您的位置：首页 > 编程语言 > Java开发

Java基础-了解HashMap

2016-01-21 22:36 639 查看

1.存储结构

图片来自百度百科

首先HashMap对象里面有一个数组，叫table，用于存储entry的头节点

/**
* The table, resized as necessary. Length MUST Always be a power of two.
*/
transient Entry<K,V>[] table = (Entry<K,V>[]) EMPTY_TABLE;

这是一个可以自动扩容的数组，初始长度是16，每次扩容长度就翻一倍，会把原来table的数据搬到新的table里面来，这是一个很耗时的操作。

当put的时候，会先根据传入的key，计算出hash值，然后通过indexFor(hashcode,length)找到当前key应该存储在table的下标bucketIndex，table[bucketIndex]就是当前需要的链表的头节点。遍历这个链表，通过比较key值就能找到目标节点。
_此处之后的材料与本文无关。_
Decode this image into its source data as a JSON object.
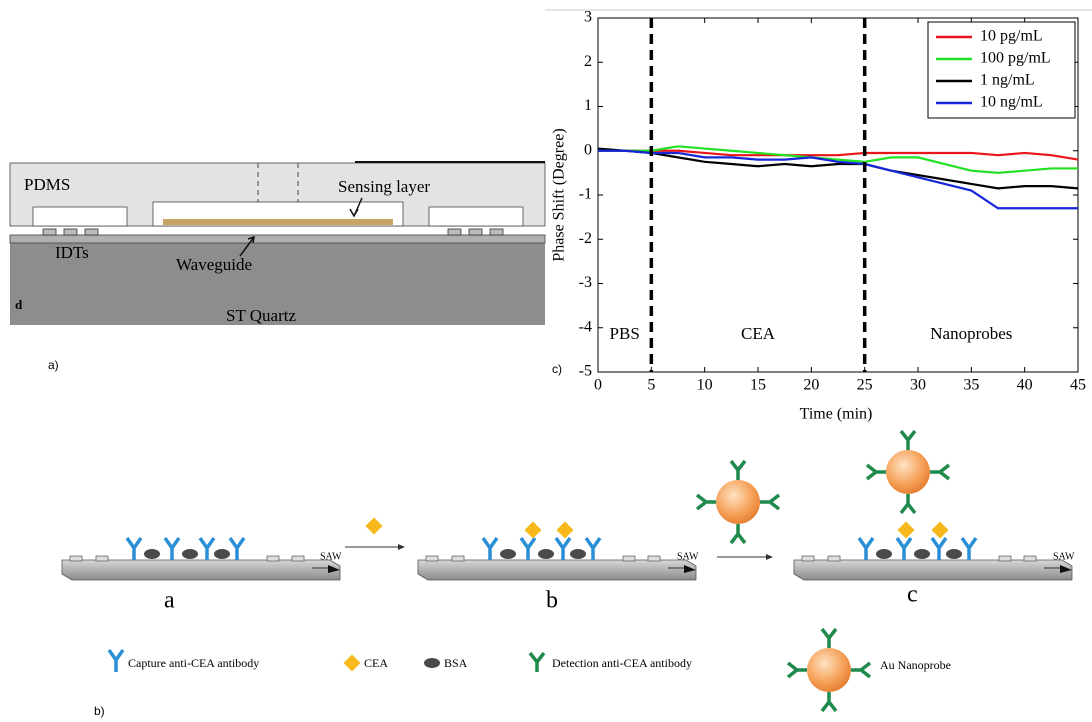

如果当前bucket已经有了一个节点，则新的节点会成为头节点，并把next指向上个头节点。

如果put操作会替换掉一个节点的话，会返回被替换的这个值。不发生替换则返回null

*什么时候扩容

每次进行put操作的时候，当添加了一个新的entry时（还有一种情况是覆盖），都会检查是否进行扩容，如果所有entry的size>=table.length*0.75(平衡因子)，则进行扩容

为什么是0.75呢？据说这是权衡了时间复杂度与空间复杂度之后的最好取值

*为什么是乘以2

看indexFor方法

*indexFor有什么用

根据hash值和当前的table的长度计算出该hash应该存储的下标位置。

代码是这样的：

static int indexFor(int h, int length) {
return h & (length-1);
}

因为长度都是2的倍数，所以2进制的length-1应该是这样的:

length-1 —–> 000000000111111

hashcode —–> 100101010110101

与hash值进行逻辑与运算,进行低位截取，最终的结果会在[0，length-1)之间，作为下标刚好。（个人理解）

*为什么key对应的是一个entry的链表而不是一个简单的entry

很多key值不一样，但是对应的hash值却是一样的，这样的对象就会堆积在一起形成一个链表，HashMap查找的时候，会直接找到第一个节点，然后依次遍历下一个节点，直到找到key一致的对象或者找不到。

*为什么用transient来修饰table

transient修饰表示该字段不需要序列化，在对象被序列化的时候，这个内容就不会被写进去。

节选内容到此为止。